Recent headlines predict that artificial intelligence, machine learning, predictive analytics and other aspects of cognitive computing will be the next fundamental drivers of economic growth (Brynjolfsson & McAfee, 2017). We have evidenced several success stories in the recent years, such as those of Google and Facebook, wherein novel business opportunities have evolved based on data-driven business innovations. Our directional poll among companies, however, reveals that at present, only few companies have the keys to successfully harness these possibilities. Even fever companies seem to be successful in running profitable business based on data-driven business innovations. Company’s capability to create data-driven business relates to company’s overall capability to innovate.

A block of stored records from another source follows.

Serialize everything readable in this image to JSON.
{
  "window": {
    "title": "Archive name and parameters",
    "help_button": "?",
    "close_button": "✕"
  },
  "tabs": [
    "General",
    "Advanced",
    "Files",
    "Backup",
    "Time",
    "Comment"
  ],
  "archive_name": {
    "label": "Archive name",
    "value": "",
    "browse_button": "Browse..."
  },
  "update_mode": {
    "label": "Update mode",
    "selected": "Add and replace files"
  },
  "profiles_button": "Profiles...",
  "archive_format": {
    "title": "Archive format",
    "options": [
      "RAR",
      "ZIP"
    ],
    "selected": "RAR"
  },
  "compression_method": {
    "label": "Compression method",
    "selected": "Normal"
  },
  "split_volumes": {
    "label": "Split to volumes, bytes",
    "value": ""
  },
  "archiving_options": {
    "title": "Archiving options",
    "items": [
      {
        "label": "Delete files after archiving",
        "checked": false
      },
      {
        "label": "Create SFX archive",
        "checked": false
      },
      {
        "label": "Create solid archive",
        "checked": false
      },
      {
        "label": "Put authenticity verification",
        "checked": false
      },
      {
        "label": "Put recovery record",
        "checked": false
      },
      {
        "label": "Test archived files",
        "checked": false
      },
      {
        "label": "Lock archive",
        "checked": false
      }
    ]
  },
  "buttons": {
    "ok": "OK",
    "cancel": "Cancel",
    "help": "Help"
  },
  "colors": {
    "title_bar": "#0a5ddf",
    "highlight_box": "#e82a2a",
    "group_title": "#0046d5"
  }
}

Therefore, this research builds a conceptual model of barriers to data-driven business innovations and proposes that a deeper understanding of innovation barriers can assist companies in becoming closer to the possibilities that data-driven business innovations can enable. As Hadjimanolis (2003) suggests, the first step in overcoming innovation barriers is to understand such barriers. Consequently, we identify technology-related, organizational, environmental and people-related i.e. attitudinal barriers and examine how these relate to company’s capability to create data-driven business innovations. Specifically, technology-related barriers may originate from the company’s existing practices and predominant technological standards. Organizational barriers reflect the company’s inability to integrate new patterns of behavior into the established routines and practices (Sheth & Ram, 1987). Environmental barriers refer to various types of hampering factors that are external to a company. Environmental barriers are caused by the company’s external environment and thus company has relatively limited possibilities to influence and overcome such factors. Attitudinal barriers are people-related perceptual barriers that can be studied at the individual level, and if necessary, separately for managers and employees (Hadjimanolis, 2003). Future research will pursue to build an empirical model to examine how these different barriers are related to company’s capability to create business based on data-driven innovations.